Code Interpretations
For context, it is worth mentioning some of the contract types that were questioned because of these decisions.
- Public agencies questioned whether an architect’s participation in facilities master planning, needs assessments, or other planning activities precluded the architect from performing work on the projects arising from those services.
- Other agencies sought clarity regarding whether the same contractor could perform a constructability review and perform the related construction work, as is historically common in lease-leaseback arrangements.
- And, still, other agencies questioned whether the same entity could contract to perform a feasibility study for a project and then serve as that project’s construction manager.
Code Clarity
Thanks to the new Government Section Code 1097.6 introduced in AB 334 (2023), agencies now have clarity around contractor involvement.

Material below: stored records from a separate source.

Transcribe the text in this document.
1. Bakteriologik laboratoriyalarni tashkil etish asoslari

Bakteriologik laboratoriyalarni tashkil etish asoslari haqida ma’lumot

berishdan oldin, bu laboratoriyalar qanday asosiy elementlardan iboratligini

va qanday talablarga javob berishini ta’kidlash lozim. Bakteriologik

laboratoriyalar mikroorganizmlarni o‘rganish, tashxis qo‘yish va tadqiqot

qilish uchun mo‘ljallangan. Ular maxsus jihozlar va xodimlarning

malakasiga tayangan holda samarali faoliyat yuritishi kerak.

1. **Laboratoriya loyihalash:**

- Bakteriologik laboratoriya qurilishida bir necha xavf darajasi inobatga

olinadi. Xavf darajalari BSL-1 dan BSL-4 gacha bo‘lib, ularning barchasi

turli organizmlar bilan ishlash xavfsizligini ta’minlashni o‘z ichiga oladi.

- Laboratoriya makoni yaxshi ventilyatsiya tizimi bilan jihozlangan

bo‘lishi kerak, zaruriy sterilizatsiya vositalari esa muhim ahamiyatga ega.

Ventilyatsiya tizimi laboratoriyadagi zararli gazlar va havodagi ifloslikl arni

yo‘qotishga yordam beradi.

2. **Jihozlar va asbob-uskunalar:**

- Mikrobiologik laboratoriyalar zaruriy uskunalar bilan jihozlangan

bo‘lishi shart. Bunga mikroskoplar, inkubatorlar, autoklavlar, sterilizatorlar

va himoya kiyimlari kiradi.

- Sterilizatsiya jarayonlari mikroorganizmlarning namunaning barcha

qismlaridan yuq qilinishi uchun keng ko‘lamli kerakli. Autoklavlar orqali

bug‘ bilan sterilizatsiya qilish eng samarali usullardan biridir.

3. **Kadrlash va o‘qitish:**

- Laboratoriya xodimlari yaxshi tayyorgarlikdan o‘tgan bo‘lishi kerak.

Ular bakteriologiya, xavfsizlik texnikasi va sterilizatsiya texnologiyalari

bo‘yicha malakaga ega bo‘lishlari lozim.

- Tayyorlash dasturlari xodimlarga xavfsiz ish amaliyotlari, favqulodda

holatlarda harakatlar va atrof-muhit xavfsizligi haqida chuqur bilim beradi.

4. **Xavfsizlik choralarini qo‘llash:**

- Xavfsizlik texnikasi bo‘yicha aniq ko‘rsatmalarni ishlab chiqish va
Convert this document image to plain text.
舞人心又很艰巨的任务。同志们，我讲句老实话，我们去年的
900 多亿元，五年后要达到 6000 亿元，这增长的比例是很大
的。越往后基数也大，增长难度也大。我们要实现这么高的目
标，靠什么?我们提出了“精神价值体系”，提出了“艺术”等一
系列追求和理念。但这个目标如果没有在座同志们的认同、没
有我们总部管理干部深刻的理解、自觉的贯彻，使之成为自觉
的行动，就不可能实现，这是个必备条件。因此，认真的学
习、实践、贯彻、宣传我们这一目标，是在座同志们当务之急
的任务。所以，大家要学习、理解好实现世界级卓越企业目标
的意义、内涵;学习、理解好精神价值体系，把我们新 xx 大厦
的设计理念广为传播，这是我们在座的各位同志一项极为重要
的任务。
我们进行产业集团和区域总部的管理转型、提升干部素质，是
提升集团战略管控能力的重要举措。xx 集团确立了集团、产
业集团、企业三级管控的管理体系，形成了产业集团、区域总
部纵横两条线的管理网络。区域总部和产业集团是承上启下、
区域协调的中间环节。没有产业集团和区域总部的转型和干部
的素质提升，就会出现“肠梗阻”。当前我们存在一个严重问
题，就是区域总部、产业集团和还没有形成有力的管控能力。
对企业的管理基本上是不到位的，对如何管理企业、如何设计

- An independent contractor who contracts to perform one phase of a project, and then makes a subsequent contract for a later phase of the same project, is not an “officer” subject to Section 1090 if the contractor’s services in the first contract did not include assisting with the preparation of the solicitation (bid, RFP, RFQ, etc.) for the subsequent contract.
- Even if the contractor assisted with the solicitation for the subsequent contract, there is no violation if the contractor did not “engage in or advise on the making of the subsequent contract…” The law further clarifies that a contractor may participate in the planning, discussions, or drawing of plans or specifications during an initial stage of a project if that participation is limited to conceptual, preliminary, or initial plans or specifications, and all bidders for the subsequent contract have access to the same information (plans, specifications, etc.).
- Persons acting in good faith are exempted from criminal or civil penalties if the contract contains (and the contractor complies with) certain language consistent with items 1 and 2 above.
With the clarification that Government Section Code 1097.6 provides, we recommend public agencies work with legal counsel to ensure the appropriate language is used in consultant agreements for multi-phase projects.